デザインインフォメーション

2013.07.08

 

 

 

 

 

 

 

 

 

 

 

 

 

 

 

 

 

 

 

 

「VMAX」(2008年)

オートバイでも未来的フォルムを表現している。

 

 

 

 

 

 

 

 

 

 

 

 

 

「Y125 もえぎ(コンセプトモデル)」(2011年)

これからのオートバイのデザインを考えたコンセプトモデル。

 

 

 

 

 

モダンデザインと東洋思想の融合が

60年近くにわたる栄久庵憲司氏のデザイン活動の原点

 

東京生まれの栄久庵氏だが、広島市の実家の寺を継ぐために、一時は僧侶の道を歩もうとしていた。しかし、一転、デザインの世界を志すことになる。

 

その原点には、原爆で廃墟となった広島の街の光景と、進駐軍がもたらしたアメリカ文化があったともいわれている。また、幼少期にハワイ移住を経験したことも影響していたのかもしれない。

 

以来、60年近くにわたる栄久庵氏のデザイン活動。その根底に流れているのは、アメリカ文化で培われてきたモダンデザインと東洋思想の融合であったといえるだろう。それに加えて、人々がつくってきた道具についての長年の研究があげられる。

 

栄久庵氏は、太古から人類が手にした道具に着目。本来の暮らしに必要な人と道具のあるべき関係を、デザインという手法で提案してきた。暮らしの中で使える道具を見据えながら、日本のインダストリアルデザインの発展に大きく貢献したのだ。

 

 

 

 

 

 

 

 

 

 

 

 

 

 

 

 

 

 

 

 

 

 

 

 

「中央快速線 E233系」(2006年)

東京でよく見かける鉄道車両も多く手がけている。

 

 

 

 

 

栄久庵憲司氏とGKデザインの世界に触れると同時に、

日本のインダストリアルデザインの発展が体験できる

 

栄久庵憲司氏とGKデザインは、鉄道車両、オートバイ、自転車、家電製品をはじめ、施設のサイン計画や都市のインフラストラクションまで、多彩なデザインを送りだしてきた。日本の工業デザイン界の草分けにして、今日にいたるまで、日本の第一人者として活躍している。

 

鉄道車両のデザインも多い。秋田新幹線こまちE3系や中央快速線E233系など、目にされた方も多いはずだ。

 

また、オートバイの世界でも名作を多く生み出している。
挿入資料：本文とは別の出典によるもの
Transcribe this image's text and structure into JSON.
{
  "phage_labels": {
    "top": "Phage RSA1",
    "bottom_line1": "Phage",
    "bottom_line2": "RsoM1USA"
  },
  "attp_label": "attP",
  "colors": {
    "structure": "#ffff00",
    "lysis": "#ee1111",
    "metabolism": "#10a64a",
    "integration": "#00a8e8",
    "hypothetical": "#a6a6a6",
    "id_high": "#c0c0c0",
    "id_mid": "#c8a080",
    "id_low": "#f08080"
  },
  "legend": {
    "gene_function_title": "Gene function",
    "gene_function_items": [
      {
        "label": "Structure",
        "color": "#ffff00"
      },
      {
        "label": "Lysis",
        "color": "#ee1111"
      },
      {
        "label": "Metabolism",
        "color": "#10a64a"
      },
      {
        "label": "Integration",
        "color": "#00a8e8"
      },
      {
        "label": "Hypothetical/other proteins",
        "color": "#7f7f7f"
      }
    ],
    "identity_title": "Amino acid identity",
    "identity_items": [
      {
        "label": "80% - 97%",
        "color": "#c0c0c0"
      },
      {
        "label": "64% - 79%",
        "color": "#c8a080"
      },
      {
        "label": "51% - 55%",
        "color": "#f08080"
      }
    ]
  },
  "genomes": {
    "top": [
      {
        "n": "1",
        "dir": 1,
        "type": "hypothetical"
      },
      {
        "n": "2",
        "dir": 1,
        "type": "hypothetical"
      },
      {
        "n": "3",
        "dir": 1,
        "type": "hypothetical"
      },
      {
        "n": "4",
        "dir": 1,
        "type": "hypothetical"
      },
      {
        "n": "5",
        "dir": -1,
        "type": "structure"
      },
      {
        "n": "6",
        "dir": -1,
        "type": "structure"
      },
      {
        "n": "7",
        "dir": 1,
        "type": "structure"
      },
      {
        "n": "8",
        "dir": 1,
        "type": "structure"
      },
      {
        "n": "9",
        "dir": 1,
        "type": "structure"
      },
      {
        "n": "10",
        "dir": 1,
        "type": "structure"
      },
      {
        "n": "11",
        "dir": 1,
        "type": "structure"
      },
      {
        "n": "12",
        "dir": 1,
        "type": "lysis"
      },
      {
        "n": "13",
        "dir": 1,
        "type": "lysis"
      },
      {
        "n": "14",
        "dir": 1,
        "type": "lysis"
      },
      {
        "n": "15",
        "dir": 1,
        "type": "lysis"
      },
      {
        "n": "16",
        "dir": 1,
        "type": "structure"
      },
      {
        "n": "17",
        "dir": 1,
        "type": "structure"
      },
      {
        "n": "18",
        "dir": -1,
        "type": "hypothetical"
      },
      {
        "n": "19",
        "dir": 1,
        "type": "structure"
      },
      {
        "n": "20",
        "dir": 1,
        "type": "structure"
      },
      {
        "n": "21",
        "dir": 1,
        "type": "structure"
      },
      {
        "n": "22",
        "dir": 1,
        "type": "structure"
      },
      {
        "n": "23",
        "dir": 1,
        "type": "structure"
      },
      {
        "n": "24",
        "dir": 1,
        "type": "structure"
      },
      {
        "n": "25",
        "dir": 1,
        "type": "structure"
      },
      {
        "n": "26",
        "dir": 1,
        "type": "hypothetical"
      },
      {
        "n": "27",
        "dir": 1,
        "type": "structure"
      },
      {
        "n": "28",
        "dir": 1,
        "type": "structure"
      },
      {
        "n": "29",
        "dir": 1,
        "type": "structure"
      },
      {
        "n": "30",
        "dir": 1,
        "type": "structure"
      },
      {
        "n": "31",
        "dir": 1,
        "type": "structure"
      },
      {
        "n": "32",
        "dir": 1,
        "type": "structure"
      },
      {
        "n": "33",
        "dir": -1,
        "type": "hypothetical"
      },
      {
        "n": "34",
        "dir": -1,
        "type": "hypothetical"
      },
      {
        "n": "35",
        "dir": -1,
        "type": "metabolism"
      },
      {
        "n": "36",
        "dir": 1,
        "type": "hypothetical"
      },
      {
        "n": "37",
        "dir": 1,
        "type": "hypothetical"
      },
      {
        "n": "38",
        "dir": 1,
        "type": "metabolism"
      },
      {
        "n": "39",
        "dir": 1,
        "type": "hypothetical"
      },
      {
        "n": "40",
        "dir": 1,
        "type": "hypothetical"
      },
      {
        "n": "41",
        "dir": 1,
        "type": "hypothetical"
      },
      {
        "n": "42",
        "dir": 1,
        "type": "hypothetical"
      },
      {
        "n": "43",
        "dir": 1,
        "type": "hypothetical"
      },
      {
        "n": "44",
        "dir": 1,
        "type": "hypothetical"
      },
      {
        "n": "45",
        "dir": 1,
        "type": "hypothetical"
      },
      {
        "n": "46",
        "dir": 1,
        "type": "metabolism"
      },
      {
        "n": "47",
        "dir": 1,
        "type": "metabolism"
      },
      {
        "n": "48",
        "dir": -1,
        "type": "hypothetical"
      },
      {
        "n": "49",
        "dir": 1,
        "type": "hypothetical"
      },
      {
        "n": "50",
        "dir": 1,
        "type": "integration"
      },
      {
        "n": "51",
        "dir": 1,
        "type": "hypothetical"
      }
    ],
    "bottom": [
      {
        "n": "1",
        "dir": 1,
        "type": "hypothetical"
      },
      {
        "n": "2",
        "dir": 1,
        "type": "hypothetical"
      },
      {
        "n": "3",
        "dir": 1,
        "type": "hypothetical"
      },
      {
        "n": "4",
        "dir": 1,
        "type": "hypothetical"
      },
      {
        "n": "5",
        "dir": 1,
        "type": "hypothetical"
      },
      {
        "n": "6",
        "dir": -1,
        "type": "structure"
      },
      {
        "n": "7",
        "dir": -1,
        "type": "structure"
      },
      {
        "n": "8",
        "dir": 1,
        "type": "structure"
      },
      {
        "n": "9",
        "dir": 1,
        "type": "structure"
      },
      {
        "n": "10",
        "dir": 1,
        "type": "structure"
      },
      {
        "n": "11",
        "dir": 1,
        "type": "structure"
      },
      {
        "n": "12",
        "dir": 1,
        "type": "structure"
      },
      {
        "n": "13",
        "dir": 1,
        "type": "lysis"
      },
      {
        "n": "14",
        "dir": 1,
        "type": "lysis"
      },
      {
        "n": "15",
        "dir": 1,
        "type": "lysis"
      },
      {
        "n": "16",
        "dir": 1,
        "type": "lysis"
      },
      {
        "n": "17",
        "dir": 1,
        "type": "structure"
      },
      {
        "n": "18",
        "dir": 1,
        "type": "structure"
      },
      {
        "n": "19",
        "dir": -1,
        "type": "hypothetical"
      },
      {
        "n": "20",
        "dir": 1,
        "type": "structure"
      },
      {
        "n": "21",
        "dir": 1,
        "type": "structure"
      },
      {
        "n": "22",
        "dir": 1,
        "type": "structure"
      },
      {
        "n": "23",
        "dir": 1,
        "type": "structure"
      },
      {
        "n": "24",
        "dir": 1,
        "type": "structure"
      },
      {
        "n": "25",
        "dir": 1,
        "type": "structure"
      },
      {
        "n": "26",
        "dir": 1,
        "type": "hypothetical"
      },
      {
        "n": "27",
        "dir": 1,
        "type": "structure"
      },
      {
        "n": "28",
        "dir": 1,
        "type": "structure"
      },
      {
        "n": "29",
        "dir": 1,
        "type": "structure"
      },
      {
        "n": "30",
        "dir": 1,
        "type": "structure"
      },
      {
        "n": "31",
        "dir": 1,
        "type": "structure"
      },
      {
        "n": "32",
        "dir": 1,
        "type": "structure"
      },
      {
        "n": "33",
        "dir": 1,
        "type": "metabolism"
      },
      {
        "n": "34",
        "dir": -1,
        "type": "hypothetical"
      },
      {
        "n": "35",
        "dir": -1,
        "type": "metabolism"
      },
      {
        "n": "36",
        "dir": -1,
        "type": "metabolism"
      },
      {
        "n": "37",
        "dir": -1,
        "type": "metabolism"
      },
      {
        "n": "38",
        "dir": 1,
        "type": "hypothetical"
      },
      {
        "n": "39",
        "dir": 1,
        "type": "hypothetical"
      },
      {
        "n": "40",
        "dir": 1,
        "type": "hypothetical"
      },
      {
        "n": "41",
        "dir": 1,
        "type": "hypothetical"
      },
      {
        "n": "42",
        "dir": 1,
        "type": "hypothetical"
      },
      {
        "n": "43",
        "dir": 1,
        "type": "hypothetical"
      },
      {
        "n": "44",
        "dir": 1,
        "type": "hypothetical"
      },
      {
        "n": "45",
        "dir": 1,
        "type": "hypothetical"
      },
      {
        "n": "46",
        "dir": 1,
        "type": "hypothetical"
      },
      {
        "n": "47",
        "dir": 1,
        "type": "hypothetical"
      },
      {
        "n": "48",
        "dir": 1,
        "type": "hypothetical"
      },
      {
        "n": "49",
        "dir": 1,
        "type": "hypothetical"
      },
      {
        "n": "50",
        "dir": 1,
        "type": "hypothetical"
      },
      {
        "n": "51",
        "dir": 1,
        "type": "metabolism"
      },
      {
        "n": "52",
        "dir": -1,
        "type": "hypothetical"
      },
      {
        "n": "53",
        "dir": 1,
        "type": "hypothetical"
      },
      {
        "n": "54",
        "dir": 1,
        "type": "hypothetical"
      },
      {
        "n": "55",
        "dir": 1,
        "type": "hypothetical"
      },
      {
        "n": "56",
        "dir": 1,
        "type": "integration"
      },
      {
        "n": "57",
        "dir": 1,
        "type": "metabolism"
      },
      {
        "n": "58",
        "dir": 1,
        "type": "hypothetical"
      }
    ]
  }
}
単気筒エンジンのヤマハSR400は、1978年に誕生以来、35年間、オーソドックスなスタイリングを変わらずに守りつづけている。未来的フォルムのヤマハVMAXも、2008年から、革新的デザインを表現しつづけている。

 

今回の展覧会は、製品化されたものやその模型をはじめとして、将来へのプロポーザルを展示。さらには人と自然と道具が美しく共生する世界を具現化したインスタレーションも発表している。

 

栄久庵憲司氏とGKデザインが展開してきた、インダストリアルデザインの世界に触れると同時に、戦後、日本が創り上げてきたインダストリアルデザインの発展をも体験することができる。貴重な機会だけに、ぜひ足を運ばれることをおすすめしたい。

 

 

 

 

 

 

 

 

 

 

 

 

 

 

 

 

「触れる地球」(2001年)

人と自然の共生する世界を表現。

 

 

 

 

 

 

 

 

 

 

 

 

 

 

 

 

 

 

 

 

 

「道具自在千手観音像」(2006年)

栄久庵憲司氏らしい東洋思想が活かされた作品。